Florida Trend | Florida's Business Authority

SunDial helps businesses optimize power consumption

INNOVATION

High Energy

Nhu Energy’s award-winning SunDial helps businesses, institutions and industries optimize their power consumption while providing alerts to system overloads and other potential issues. The technology also allows users to monitor lifetime energy savings and emission reductions as well as create simulations for how a power system can be improved and made more efficient, says founder and President Rick Meeker.

“With SunDial technology, you can monitor your power grid in real-time and analyze your system’s data and see how it is performing,” says Meeker.

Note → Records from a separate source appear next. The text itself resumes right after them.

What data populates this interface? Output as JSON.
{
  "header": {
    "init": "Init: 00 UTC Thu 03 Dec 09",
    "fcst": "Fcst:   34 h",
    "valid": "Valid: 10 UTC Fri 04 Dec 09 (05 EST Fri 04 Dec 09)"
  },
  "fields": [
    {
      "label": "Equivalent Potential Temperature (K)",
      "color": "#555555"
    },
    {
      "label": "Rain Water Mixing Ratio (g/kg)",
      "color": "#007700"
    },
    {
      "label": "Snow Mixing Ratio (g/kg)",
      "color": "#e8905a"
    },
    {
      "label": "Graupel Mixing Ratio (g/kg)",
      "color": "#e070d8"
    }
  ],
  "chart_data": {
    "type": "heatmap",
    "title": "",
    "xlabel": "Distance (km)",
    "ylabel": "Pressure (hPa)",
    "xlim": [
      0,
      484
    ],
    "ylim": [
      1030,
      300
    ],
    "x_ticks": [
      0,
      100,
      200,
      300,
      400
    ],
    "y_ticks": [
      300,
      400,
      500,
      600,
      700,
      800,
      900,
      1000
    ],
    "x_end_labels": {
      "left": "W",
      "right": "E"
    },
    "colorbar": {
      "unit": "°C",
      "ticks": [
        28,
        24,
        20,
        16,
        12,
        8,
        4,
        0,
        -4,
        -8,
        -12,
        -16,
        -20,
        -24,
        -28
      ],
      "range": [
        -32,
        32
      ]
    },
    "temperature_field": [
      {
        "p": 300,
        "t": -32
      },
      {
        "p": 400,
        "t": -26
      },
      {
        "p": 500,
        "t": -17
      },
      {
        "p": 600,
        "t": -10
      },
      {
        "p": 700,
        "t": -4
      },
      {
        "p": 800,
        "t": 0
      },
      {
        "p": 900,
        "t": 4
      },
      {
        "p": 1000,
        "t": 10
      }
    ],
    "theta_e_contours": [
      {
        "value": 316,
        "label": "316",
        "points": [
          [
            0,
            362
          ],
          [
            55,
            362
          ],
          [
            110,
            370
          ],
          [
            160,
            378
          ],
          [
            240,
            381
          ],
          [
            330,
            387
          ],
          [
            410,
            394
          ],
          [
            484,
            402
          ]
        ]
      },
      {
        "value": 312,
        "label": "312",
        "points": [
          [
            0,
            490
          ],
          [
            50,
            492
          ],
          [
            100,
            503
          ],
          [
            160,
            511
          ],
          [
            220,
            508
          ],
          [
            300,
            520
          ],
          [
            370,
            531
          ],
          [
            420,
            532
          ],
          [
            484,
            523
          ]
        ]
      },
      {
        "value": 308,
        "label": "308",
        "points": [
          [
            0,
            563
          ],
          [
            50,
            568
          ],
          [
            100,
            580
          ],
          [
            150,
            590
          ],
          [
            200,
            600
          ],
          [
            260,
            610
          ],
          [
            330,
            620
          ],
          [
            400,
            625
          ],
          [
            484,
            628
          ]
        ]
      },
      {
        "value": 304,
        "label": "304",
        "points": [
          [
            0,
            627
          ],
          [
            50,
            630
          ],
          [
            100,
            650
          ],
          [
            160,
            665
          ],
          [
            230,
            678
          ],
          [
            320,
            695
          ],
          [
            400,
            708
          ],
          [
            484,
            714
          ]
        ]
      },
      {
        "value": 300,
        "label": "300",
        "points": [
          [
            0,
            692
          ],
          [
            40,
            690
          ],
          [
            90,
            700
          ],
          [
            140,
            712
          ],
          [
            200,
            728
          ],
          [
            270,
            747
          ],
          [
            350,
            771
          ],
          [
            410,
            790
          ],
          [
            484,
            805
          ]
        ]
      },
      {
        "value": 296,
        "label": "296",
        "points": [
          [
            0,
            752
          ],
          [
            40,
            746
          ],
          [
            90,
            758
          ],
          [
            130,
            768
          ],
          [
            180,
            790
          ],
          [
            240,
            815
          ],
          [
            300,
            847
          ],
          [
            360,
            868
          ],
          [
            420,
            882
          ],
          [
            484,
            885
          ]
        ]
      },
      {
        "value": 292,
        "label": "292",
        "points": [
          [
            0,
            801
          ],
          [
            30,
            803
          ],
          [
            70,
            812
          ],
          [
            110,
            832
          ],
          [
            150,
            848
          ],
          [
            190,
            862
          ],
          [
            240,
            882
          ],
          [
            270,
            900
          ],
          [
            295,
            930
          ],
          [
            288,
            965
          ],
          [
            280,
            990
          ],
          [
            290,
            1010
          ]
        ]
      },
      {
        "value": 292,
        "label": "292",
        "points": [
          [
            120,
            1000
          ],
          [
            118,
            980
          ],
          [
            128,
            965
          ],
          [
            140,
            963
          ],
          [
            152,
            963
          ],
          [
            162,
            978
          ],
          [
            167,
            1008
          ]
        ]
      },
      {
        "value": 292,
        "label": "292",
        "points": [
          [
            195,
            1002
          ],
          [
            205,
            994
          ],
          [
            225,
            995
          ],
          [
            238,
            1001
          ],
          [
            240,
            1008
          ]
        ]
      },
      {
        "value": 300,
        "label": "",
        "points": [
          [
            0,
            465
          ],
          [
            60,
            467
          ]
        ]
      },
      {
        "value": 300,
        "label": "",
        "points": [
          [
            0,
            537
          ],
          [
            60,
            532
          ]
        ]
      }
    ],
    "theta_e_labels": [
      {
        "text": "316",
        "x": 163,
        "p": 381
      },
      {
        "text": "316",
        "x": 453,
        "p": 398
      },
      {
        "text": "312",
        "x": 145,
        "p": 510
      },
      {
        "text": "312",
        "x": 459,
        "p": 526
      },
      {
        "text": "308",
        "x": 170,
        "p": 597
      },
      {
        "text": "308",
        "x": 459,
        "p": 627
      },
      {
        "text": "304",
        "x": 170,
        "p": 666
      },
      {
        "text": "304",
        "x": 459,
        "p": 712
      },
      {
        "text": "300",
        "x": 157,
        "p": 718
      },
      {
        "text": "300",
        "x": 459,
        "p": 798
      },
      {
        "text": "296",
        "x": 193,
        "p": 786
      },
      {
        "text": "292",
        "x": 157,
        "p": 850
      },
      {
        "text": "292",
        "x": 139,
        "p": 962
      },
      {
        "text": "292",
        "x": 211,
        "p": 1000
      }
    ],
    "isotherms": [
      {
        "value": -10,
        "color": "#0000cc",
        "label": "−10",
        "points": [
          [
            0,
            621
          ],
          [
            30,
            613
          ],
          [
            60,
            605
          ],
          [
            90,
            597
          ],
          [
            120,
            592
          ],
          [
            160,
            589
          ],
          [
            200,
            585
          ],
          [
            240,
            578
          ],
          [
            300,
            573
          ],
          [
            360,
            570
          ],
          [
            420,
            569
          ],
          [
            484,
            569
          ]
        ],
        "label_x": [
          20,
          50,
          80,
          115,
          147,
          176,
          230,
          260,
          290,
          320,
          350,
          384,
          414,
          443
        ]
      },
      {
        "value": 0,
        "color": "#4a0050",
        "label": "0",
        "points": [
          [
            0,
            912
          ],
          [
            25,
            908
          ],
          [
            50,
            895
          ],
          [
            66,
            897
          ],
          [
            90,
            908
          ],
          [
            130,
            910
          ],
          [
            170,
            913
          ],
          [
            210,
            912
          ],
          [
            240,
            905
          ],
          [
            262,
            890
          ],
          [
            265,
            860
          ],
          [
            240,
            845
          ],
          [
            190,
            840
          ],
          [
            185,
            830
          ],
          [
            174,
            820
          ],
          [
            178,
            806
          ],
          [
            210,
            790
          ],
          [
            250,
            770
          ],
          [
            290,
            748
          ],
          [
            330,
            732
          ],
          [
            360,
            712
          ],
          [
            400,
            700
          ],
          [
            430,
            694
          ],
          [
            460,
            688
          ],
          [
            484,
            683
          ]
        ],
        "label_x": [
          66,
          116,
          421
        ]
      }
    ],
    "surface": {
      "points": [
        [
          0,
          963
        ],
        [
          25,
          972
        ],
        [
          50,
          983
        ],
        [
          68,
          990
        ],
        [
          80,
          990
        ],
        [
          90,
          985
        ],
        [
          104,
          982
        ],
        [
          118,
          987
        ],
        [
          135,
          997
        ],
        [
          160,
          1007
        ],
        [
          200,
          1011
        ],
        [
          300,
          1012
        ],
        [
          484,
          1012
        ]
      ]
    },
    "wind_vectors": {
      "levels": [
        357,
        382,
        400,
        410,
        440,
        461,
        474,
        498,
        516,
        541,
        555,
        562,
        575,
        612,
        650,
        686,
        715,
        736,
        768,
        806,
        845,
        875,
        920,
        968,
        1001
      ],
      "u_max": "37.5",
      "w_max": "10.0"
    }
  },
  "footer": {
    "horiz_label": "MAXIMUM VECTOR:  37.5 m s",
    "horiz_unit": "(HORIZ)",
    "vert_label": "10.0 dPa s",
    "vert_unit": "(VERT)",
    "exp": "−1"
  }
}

The Tallahassee-based company recently won a grant from Innovation Park of Tallahassee, a major research and development campus that fosters growth of private, innovative companies.

COVID-19 UPDATE

  • Pensacola’s annual Mardi Gras parade has been tentatively rescheduled for late May or early June because of public health concerns.
  • Bay County school officials and the Florida Department of Health are allowing students to attend classes during spring and fall semester without being vaccinated.

GOVERNMENT

  • Panama City commissioners are moving forward with plans to borrow $80 million to pay for 72 planned projects related to Hurricane Michael response, recovery and mitigation, including debris removal and stormwater system repair. City Manager Mark Mc- Queen says 75% of the PNC Bank loan will be reimbursed by FEMA. The remaining 25% will be repaid by the state and the city.

ENERGY

  • Walton County commissioners have rejected a proposal by Gulf Power to build a 7.5-megawatt Chautaugua Solar Energy Center on 868 acres in the northern part of the county. Gulf Power says it chose the site largely because one of its major transmission lines crosses the property and would allow an easier, lower-cost connection to the proposed solar facility. However, Walton commissioners questioned whether the facility could be legally considered agricultural use under the county's comprehensive land-use plan and development code. Gulf Power spokeswoman Sarah Gatewood says the utility is evaluating other options in Okaloosa, Santa Rosa and Escambia counties.

ENVIRONMENT

  • The Port of Pensacola has been named a Green Marine participant, only the third Florida port designated so by North America’s largest voluntary environmental maritime industry certification program. Green Marine participants must meet 13 performance indicators that include lowering air emissions, minimizing community impacts and demonstrating environmental leadership.

HOUSING

  • Pensacola developer Fred Hemmer has begun construction on a 316-home project in the Cantonment community, about 10 miles north of downtown Pensacola. The first homes are expected to be completed by mid- 2022. Hemmer Consulting owns 1,500 acres in the Cantonment area. The land is zoned for about 8,000 homes, as well as some 500,000 square feet of commercial space, says Hemmer. A second phase calls for about 400 homes.

HOSPITALITY

  • St. Joe Co. has reached an agreement with IHG Hotels and Resorts to build a Hotel Indigo in the downtown Panama City marina district. Construction of the $20-million, five-story, 124-room bayfront hotel is scheduled to begin by late spring. In addition, a new Hilton Garden Inn constructed by St. Joe is on track to open this summer at Bay county’s Northwest Florida Beaches International Airport. The hotel has 143 rooms and is one of three hotels currently being built by the company in Bay County.

PHILANTHROPY

  • Bank of America has awarded Florida A&M University $1 million to advance racial equality and help foster economic opportunity and job growth. The grant is part of the bank’s $25-million nationwide program to fund specific institutions educating Black and Hispanic students.

TECHNOLOGY

  • The University of West Florida has been redesignated by the National Security Agency and Department of Homeland Security as the hub for the Southeast Centers of Academic Excellence in Cybersecurity. Since 2017, UWF’s Center for Cybersecurity has served as the lead for colleges and universities in five Southeastern states, including Florida. “UWF has developed a number of partnerships with key players in cybersecurity that prepare our students for successful careers and address the global cyber-security workforce shortage,” says UWF President Martha D. Saunders.

TRANSPORTATION

  • United Airlines has begun daily nonstop flights to Denver from Pensacola International Airport. United joins Frontier Airlines in offering the only non-stop flights from Pensacola to Denver, although Frontier’s service is not daily.
  • Boutique Air, based in San Francisco, has begun direct flights from Pensacola to Muscle Shoals, Ala. The new route was established to promote regional and business tourism, says airport Director Matt Coughlin.